At the end of six months Jimmie was due for leave. His orders read that he was to catch the leave-boat for England on a certain afternoon. A car was leaving the squadron at eleven o’clock in the morning which would take him to the coast.

It was an unwritten law that pilots need do no flying on the day that a Channel boat is to take them to England and comparative safety.

However, by this time Jimmie’s whole life was flying and fighting. As his kit bag was all packed, he decided to go off with the morning patrol for just one more look at the war.

It was a morning when their part of the front was comparatively clear of clouds. Off to their left, as they climbed, they could see banks of broken clouds that became thicker and heavier toward the horizon where England lay.

As they crossed the pock-marked and broken and torn country where men were living like so many rabbits, Jimmie sighted up in the sun a group of specks, looking as if a handful of pebbles had been tossed up there. They had not long to wait to discover whether they were friend or enemy.

Six Fokkers, their noses pointed down, their motors going full blast, swept down upon them. Jimmie could see the sun reflecting upon their brightly painted wings.

Jimmie’s flight was out-numbered, for one of the S.E.’s had found it necessary to turn back with engine trouble just before they arrived at the lines.

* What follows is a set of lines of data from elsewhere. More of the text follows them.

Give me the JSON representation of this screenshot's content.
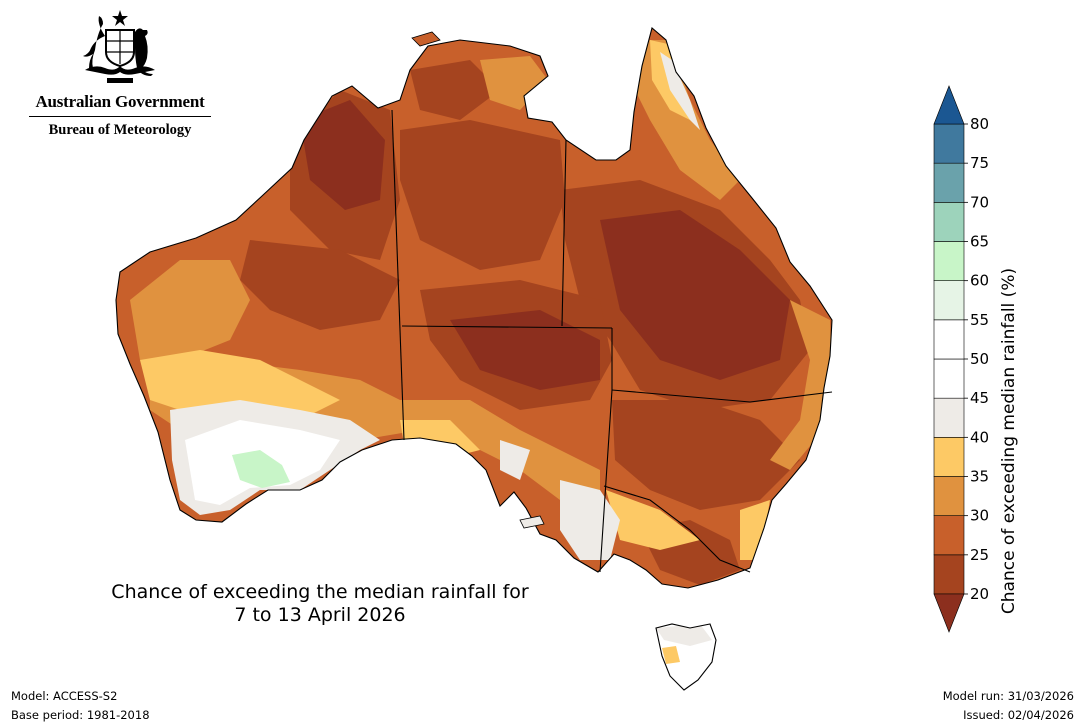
{
  "branding": {
    "line1": "Australian Government",
    "line2": "Bureau of Meteorology"
  },
  "title": {
    "line1": "Chance of exceeding the median rainfall for",
    "line2": "7 to 13 April 2026"
  },
  "footer": {
    "model": "Model: ACCESS-S2",
    "base_period": "Base period: 1981-2018",
    "model_run": "Model run: 31/03/2026",
    "issued": "Issued: 02/04/2026"
  },
  "legend": {
    "label": "Chance of exceeding median rainfall (%)",
    "ticks": [
      "20",
      "25",
      "30",
      "35",
      "40",
      "45",
      "50",
      "55",
      "60",
      "65",
      "70",
      "75",
      "80"
    ],
    "bands": [
      {
        "from": 20,
        "to": 25,
        "color": "#a5441f"
      },
      {
        "from": 25,
        "to": 30,
        "color": "#c8602b"
      },
      {
        "from": 30,
        "to": 35,
        "color": "#e0923f"
      },
      {
        "from": 35,
        "to": 40,
        "color": "#fdc965"
      },
      {
        "from": 40,
        "to": 45,
        "color": "#eeebe7"
      },
      {
        "from": 45,
        "to": 50,
        "color": "#ffffff"
      },
      {
        "from": 50,
        "to": 55,
        "color": "#ffffff"
      },
      {
        "from": 55,
        "to": 60,
        "color": "#e6f4e6"
      },
      {
        "from": 60,
        "to": 65,
        "color": "#c8f5c8"
      },
      {
        "from": 65,
        "to": 70,
        "color": "#9dd3bb"
      },
      {
        "from": 70,
        "to": 75,
        "color": "#6aa2ab"
      },
      {
        "from": 75,
        "to": 80,
        "color": "#40799e"
      }
    ],
    "under_color": "#8c2f1e",
    "over_color": "#1b5792"
  },
  "map_colors": {
    "darkest": "#8c2f1e",
    "dark": "#a5441f",
    "mid": "#c8602b",
    "light": "#e0923f",
    "yellow": "#fdc965",
    "grey": "#eeebe7",
    "white": "#ffffff",
    "green": "#c8f5c8",
    "border": "#000000"
  }
}
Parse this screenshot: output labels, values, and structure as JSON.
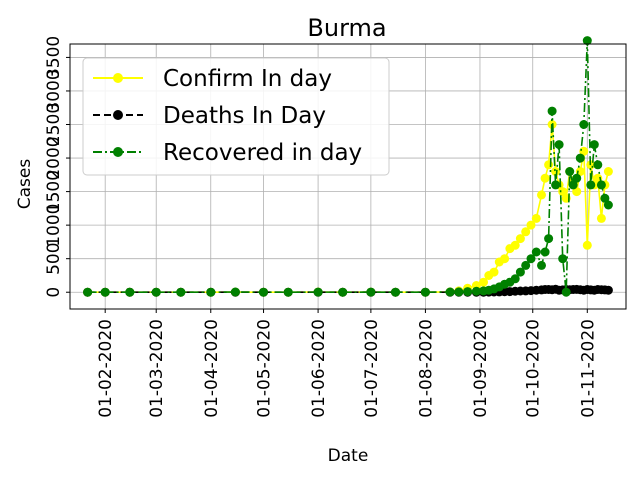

The fight that followed had no new aspects for Jimmie. It had happened many times before. The familiar dryness was in his mouth. He felt the old thrill and tingle of the uncertainty of it as he pulled over and did a half-roll, making the first Fokker miss him on its dive.

In the confused minutes that followed he had no time to follow his friends in their efforts. They were all veterans like himself, and he felt relieved that Campbell, the new man with the squadron, had left them because of his dud engine before the fight started.

Jimmie was having his own troubles with a fellow in a Fokker with blue wing-tips. They were evenly matched until another Fokker, heavily camouflaged, had streaked a line of tracer bullets through Jimmie’s struts, while his entire attention had been given to focusing his sights on the blue wing-tips.